In this prospective case–control study, we compared the distribution and combinations of diffusion‐restricted PMA to diffusion‐restricted lesions caused by other neurological conditions. All patients of the SE group and the control group underwent MRI including a diffusion‐weighted imaging sequence. Patients with SE were imaged within 48 h after its onset.

Results

We enrolled 201 patients (51 with SE and 150 controls). The most frequent locations of PMA in SE were cortex (25/51, 49%), followed by hippocampus (20/51, 39%) and pulvinar of thalamus (10/51, 20%). In the control group, the cortex was involved in 80 of 150 (53%), white matter in 53 of 150 (35%), and basal ganglia in 33 of 150 (22%).
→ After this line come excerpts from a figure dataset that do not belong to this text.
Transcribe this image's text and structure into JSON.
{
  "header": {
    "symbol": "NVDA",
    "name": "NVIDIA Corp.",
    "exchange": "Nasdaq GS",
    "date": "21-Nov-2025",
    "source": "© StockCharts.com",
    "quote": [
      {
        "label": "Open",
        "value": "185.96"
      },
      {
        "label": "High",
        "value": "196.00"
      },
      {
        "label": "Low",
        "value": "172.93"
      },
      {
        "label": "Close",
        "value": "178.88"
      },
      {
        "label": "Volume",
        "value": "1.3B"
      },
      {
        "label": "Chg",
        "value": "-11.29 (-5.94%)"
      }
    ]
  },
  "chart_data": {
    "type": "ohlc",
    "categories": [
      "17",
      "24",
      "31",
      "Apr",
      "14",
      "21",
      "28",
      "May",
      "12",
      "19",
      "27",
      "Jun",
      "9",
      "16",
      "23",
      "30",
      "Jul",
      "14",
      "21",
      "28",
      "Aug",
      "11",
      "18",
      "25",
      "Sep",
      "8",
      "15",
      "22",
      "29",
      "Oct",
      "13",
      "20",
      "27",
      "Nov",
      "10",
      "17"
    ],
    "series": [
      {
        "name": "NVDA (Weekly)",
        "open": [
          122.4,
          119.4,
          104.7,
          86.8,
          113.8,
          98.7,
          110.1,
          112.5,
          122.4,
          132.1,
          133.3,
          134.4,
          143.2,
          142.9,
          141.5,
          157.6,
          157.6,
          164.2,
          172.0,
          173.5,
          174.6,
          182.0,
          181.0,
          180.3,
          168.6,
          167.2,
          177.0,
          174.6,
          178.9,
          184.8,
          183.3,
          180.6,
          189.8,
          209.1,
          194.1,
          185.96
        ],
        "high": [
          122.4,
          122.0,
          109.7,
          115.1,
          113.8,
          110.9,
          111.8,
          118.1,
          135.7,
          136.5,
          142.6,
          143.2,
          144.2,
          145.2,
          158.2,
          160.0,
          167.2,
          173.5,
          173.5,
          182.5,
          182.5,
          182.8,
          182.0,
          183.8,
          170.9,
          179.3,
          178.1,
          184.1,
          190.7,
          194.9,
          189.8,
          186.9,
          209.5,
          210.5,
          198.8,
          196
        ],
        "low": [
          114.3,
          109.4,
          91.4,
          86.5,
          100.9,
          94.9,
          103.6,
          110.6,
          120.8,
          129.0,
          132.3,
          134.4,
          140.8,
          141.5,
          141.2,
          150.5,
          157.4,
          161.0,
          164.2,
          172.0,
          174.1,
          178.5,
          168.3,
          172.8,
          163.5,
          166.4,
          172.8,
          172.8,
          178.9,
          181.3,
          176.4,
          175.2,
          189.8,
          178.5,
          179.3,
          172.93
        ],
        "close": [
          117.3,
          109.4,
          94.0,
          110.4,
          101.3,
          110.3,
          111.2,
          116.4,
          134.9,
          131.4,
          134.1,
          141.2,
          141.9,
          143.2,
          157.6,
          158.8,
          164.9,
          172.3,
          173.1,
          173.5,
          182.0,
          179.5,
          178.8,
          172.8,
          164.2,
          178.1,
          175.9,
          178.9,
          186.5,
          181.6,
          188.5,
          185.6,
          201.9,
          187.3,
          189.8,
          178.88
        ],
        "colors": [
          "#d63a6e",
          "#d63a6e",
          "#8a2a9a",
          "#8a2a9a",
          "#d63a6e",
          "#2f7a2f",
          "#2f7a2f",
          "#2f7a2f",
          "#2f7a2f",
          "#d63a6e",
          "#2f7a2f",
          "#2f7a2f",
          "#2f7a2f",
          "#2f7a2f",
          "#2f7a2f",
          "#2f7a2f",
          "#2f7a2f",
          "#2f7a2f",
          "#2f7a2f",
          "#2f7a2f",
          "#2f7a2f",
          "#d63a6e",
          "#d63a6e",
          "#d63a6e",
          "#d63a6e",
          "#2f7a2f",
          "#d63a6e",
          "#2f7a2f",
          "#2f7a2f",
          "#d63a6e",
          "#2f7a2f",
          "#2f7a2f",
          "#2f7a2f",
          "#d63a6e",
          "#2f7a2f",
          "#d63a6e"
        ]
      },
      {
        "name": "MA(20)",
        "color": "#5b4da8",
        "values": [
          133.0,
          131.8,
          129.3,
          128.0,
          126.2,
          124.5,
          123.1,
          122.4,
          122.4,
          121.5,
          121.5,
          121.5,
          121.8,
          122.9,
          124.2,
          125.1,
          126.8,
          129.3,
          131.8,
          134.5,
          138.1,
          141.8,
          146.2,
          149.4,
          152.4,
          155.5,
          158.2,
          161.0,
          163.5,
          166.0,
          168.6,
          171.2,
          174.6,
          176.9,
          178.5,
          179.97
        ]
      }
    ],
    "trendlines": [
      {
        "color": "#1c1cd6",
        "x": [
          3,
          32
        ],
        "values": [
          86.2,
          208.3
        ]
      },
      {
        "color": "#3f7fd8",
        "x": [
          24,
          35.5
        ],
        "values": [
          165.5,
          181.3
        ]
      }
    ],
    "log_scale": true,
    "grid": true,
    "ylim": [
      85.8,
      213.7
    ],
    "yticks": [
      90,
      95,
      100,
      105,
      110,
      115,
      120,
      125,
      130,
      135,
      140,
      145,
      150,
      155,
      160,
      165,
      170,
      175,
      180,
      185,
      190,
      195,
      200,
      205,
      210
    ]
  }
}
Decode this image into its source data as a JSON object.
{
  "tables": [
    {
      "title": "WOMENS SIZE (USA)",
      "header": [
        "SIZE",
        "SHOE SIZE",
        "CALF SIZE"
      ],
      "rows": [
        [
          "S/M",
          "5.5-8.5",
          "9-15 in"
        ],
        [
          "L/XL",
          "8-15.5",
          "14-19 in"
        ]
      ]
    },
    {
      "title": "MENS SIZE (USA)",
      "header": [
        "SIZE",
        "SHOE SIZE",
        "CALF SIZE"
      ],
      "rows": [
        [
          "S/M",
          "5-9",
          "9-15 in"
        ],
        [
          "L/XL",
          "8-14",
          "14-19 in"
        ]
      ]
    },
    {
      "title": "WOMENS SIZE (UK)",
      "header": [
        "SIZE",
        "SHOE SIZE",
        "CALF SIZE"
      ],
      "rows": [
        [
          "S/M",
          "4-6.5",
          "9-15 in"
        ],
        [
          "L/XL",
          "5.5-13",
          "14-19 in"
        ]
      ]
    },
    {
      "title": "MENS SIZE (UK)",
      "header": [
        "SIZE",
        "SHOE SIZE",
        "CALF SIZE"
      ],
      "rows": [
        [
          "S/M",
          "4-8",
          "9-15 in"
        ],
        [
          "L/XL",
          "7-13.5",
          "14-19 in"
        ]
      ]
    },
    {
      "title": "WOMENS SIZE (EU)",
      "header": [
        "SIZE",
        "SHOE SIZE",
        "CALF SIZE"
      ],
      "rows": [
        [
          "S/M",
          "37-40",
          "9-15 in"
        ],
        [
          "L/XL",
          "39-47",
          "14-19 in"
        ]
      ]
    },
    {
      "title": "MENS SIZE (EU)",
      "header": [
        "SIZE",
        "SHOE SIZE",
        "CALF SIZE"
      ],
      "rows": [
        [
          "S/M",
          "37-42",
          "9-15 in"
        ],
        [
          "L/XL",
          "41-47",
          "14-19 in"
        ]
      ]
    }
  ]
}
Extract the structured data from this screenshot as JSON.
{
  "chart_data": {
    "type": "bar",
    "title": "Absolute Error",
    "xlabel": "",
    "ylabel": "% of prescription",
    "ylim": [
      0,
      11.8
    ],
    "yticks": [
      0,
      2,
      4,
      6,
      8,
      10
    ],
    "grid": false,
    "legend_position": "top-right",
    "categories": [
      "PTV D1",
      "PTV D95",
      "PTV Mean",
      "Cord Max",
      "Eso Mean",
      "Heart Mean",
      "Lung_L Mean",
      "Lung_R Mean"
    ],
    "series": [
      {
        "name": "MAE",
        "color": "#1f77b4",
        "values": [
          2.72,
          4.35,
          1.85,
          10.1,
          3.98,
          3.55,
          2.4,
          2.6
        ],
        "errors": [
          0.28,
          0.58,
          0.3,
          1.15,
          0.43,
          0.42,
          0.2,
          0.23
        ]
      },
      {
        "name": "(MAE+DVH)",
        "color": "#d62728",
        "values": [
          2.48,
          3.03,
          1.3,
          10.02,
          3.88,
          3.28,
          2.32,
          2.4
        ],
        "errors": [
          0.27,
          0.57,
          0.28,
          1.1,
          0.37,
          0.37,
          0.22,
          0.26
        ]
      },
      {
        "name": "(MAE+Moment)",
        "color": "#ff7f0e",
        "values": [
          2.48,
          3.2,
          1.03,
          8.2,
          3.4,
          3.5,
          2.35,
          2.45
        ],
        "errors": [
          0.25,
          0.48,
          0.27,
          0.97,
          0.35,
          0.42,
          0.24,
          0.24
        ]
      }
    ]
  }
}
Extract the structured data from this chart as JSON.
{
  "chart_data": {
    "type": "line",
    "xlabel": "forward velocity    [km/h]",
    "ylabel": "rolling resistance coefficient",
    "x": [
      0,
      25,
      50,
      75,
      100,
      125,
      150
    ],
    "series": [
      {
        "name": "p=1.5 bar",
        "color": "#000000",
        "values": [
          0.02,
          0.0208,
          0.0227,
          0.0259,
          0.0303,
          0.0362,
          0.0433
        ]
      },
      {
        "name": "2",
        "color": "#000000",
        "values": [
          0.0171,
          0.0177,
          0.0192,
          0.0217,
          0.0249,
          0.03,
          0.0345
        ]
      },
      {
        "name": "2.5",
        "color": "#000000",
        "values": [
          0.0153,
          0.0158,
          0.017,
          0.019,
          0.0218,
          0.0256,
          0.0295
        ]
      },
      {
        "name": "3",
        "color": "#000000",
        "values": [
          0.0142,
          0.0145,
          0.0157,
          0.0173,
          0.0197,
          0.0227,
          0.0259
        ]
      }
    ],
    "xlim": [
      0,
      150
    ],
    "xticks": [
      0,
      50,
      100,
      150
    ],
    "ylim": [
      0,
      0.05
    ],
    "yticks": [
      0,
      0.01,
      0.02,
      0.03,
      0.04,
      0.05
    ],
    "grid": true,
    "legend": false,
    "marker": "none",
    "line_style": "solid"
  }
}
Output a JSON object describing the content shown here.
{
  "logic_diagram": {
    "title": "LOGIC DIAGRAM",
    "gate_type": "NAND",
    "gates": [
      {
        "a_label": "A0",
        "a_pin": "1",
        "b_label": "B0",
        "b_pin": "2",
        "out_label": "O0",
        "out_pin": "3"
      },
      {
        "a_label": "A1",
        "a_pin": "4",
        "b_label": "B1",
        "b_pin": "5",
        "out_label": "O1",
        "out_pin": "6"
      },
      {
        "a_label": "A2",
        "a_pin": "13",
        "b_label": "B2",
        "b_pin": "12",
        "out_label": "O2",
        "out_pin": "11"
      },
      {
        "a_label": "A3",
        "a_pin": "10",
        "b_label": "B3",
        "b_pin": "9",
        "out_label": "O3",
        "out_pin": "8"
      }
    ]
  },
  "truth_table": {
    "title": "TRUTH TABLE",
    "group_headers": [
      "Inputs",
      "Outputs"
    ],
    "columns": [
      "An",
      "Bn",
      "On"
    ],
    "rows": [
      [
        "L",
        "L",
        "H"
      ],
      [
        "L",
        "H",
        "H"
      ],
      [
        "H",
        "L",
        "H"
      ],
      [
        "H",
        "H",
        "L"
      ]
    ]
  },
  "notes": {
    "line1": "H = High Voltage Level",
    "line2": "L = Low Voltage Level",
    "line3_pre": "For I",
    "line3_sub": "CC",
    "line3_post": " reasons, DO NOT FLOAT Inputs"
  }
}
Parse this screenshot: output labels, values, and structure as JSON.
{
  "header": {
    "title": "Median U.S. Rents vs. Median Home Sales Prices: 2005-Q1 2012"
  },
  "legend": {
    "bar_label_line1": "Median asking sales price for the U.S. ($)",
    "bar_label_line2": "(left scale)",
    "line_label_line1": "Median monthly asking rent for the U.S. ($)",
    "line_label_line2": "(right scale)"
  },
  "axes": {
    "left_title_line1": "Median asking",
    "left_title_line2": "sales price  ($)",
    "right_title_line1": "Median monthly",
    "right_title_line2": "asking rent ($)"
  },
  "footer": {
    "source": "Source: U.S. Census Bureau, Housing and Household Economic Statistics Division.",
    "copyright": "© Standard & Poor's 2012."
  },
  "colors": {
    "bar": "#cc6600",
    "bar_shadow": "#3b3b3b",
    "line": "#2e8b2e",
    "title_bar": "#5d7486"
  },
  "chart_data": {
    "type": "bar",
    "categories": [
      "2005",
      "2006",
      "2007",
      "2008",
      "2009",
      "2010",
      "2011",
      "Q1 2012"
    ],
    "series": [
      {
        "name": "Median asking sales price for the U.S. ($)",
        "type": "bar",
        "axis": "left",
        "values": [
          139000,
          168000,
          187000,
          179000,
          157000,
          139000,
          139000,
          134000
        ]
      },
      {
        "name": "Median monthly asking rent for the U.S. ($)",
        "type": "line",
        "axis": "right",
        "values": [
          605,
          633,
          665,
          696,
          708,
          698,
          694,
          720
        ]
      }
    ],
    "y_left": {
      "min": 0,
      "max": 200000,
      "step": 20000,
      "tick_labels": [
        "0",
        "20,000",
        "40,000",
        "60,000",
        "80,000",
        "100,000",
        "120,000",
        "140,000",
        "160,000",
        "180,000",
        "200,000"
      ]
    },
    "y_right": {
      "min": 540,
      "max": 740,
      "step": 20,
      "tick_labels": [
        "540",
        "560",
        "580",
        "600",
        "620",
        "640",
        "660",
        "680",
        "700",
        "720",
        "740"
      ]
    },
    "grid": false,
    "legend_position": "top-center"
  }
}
In the control group, the pulvinar of thalamus was never affected and hippocampal structures were rarely involved (7/150, 5%). Involvement of the pulvinar of thalamus and the hippocampus had high specificity for SE at 100% (95% confidence interval [CI] = 98–100) and 95% (95% CI = 91–98), respectively. The sensitivity, however, was low for both locations (pulvinar of thalamus: 20%, 95% CI = 10–33; hippocampus: 39%, 95% CI = 26–54).

Significance

Diffusion‐restricted MRI lesions observed in the pulvinar of thalamus and hippocampus are strongly associated with SE. These changes may help physicians in diagnosing SE‐related changes on MRI in an acute setting, especially in cases of equivocal clinical and electroencephalographic manifestations of SE.